Laches & Unclean Hands: Defenses to Equitable Claims

Legal damages are appropriate when an amount of money would be sufficient compensation for a wrong committed. Equitable remedies are appropriate when the Court order a person to do something or stop from doing something, such as with a temporary restraining order or injunction, because money is inadequate.
While there are all sorts of defenses to legal damages claims, equitable claims are a different kind of animal. Because of the unique nature of equitable claims, there are unique defenses. Two such defenses are unclean hands and unjust enrichment.
Missouri employs the rule that equity will not aid a party who comes into court with unclean hands.  The triggering of the “unclean hands” doctrine does not require the party against whom it applies to have engaged in fraudulent conduct.  Instead, one who has engaged in inequitable activity regarding the very matter for which he seeks relief will find his action barred by his own misconduct.

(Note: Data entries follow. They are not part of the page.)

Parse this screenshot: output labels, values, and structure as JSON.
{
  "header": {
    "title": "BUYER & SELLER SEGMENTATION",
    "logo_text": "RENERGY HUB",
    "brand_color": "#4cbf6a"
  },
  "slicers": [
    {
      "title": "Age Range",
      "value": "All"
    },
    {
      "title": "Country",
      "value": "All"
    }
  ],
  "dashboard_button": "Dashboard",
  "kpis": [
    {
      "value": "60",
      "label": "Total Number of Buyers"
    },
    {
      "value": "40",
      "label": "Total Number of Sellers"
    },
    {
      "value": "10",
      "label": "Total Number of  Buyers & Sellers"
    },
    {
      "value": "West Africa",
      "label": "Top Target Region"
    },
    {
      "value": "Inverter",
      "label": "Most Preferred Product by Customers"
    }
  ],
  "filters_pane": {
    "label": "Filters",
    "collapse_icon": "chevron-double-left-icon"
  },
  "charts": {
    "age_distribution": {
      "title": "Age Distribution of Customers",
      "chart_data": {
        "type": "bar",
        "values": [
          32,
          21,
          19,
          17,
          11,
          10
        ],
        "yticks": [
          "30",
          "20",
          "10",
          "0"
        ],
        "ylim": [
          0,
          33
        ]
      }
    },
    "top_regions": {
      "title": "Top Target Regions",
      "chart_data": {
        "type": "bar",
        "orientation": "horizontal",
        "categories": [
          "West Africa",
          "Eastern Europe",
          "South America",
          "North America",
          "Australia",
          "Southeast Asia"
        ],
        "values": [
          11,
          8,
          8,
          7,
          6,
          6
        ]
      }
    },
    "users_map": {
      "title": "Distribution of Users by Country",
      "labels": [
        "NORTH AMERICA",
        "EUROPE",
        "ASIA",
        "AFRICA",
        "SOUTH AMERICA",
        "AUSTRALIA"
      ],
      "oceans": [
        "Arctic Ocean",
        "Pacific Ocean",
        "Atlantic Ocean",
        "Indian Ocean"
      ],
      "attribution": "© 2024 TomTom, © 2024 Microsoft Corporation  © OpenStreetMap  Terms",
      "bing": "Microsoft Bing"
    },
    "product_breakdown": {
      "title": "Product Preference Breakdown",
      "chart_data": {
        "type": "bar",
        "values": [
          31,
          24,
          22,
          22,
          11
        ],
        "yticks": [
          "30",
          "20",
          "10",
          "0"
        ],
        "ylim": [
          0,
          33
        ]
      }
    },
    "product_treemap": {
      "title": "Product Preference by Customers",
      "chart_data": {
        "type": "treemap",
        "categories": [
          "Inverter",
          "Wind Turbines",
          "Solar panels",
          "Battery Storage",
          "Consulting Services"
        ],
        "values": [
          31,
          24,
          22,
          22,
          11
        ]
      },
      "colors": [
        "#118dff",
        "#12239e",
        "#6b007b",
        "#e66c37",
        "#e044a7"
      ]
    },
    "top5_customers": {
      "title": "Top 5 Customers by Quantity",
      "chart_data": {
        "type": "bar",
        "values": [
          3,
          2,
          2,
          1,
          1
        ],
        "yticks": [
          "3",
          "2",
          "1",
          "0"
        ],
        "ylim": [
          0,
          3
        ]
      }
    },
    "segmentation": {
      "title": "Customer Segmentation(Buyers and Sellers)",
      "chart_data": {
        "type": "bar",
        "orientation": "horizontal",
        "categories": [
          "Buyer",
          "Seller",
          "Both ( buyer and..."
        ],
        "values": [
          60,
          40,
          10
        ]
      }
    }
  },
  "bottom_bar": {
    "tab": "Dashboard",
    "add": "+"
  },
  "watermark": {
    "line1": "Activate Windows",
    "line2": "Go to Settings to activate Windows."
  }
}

Laches, on the other hand, is a quasi-statute of limitations for equitable claims. There is no fixed period within which a right or claim must be asserted in order that it avoid being barred by laches. Temporal limits are drawn in light of the circumstances of the particular case; mere delay, in and of itself, does not constitute laches. Laches is a question of fact to be determined from all the evidence and circumstances adduced at trial. Laches cannot be invoked to thwart right or justice, but only to defeat resultant prejudice, if not invoked, to one asserting it. Prejudice which supports laches generally falls into one or the other of two categories, i.e., (1) loss of evidence which would support the position of one seeking to invoke laches with regard to the claim he is called upon to defend against, and (2) a change of position by one seeking to invoke laches in a way that would not have occurred but for the delay.